This story was co-published with The Guardian US.
Canadian politicians have expressed alarm that one of Canada’s biggest pension investment funds has increased holdings in two U.S. private companies that run American prisons and incarcerate the majority of detained immigrants.
The Canada Pension Plan Investment Board (CPPIB), which manages $366.6 billion in pension funds on behalf of some 20 million Canadian retirees, holds $5.9 million of stock in GEO Group and CoreCivic, according to its latest U.S. Security and Exchange Commission filings.
The move to increase holdings comes despite criticisms from Canadian politicians about U.S. detention policies and following international outcry over the U.S. “zero tolerance” crackdown this summer on the U.S.-Mexico border that led to children being separated from families.
Between August 2017 and 2018, the CPPIB grew its investment in GEO Group almost 13-fold to 153,500 shares worth $4.2 million, according to filings from August 2018.
CPPIB said the holdings were a tiny proportion of their fund, and were from pooled indirect investments.
However, Charlie Angus, a Member of Parliament for Canada’s New Democratic Party, said:
“This is deeply concerning to learn … There’s a corporate ethical lens that needs to be applied.”
Canadian Senator Kim Pate of the Independent Senators Group said: “Canadian taxpayers should not be inadvertently complicit in feeding the development of privatized for-profit prisons.”
The increase in GEO Group shares was from the 12,000 shares held a year previous, according to August 2017 filings. During the same period, the pension fund grew its investment in America’s second-biggest private prison company, CoreCivic, to 73,700 shares from 33,000 shares, worth around $1.7 million.
Canadian justice and democracy advocates also questioned the ethics of acquiring and growing the holdings. About 70 percent of the immigrants the U.S. government detains are held in facilities run by CoreCivic or GEO Group, according to 2017 statistics obtained by the National Immigrant Justice Center.
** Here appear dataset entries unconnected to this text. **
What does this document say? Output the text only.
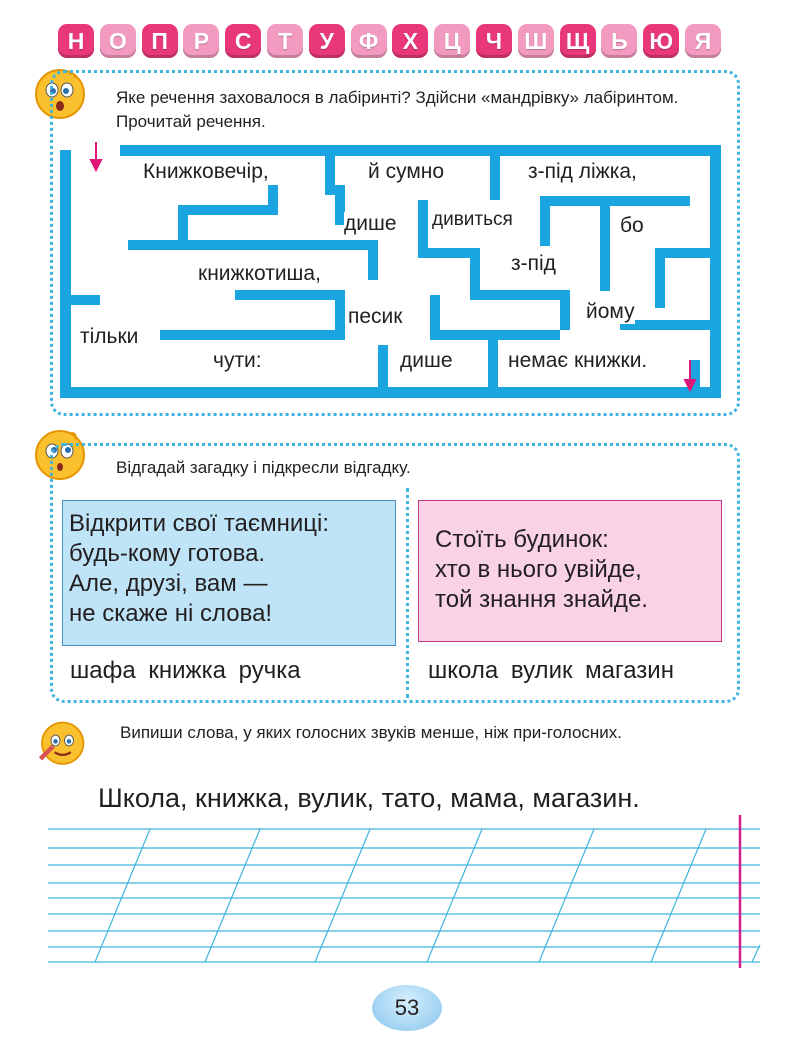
Н О П Р С Т У Ф Х Ц Ч Ш Щ Ь Ю Я
Яке речення заховалося в лабіринті? Здійсни «мандрівку» лабіринтом. Прочитай речення.
Книжковечір,	й сумно	з-під ліжка,
дише дивиться	бо
книжкотиша,	з-під
йому
песик
тільки
чути:	дише	немає книжки.
Відгадай загадку і підкресли відгадку.
Відкрити свої таємниці:
будь-кому готова.
Але, друзі, вам —
не скаже ні слова!
Стоїть будинок:
хто в нього увійде,
той знання знайде.
шафа книжка ручка	школа вулик магазин
Випиши слова, у яких голосних звуків менше, ніж при-голосних.
Школа, книжка, вулик, тато, мама, магазин.
53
Catherine Latimer, head of the John Howard Society of Canada, a penal and justice reform advocacy group, said: “Our experience, with the research we’ve done on private prisons, indicates it’s not the type of social investment we would like to see Canada support.”
Duff Conacher, co-founder of the Canadian government watchdog group Democracy Watch, said of the investments: “I don’t think most Canadians would agree with them.”
CPPIB defended the holdings. A CPPIB spokesperson said: “Our passive programs replicate broad-based stock market indexes which show investments in this sector, amounting to 0.001% of our $366 billion fund.
“CPPIB’s objective is to seek a maximum rate of return without undue risk of loss. This singular goal means CPPIB does not screen out individual investments based on social, religious, economic or political criteria.”
CPPIB is a state-owned agency which operates independently of government, though is ultimately accountable to Canada’s parliament. Despite its stated environmental, social and governance investment policy, CPPIB remains invested in some companies that funds in the U.S. and elsewhere have pulled out of.
According to SEC filings, CPPIB holds a $186 million investment in ExxonMobil, a $202 million investment in the tobacco giant Philip Morris International, $18.7 million in the defense contractor General Dynamics and $36.8 million in another defense contractor, Raytheon.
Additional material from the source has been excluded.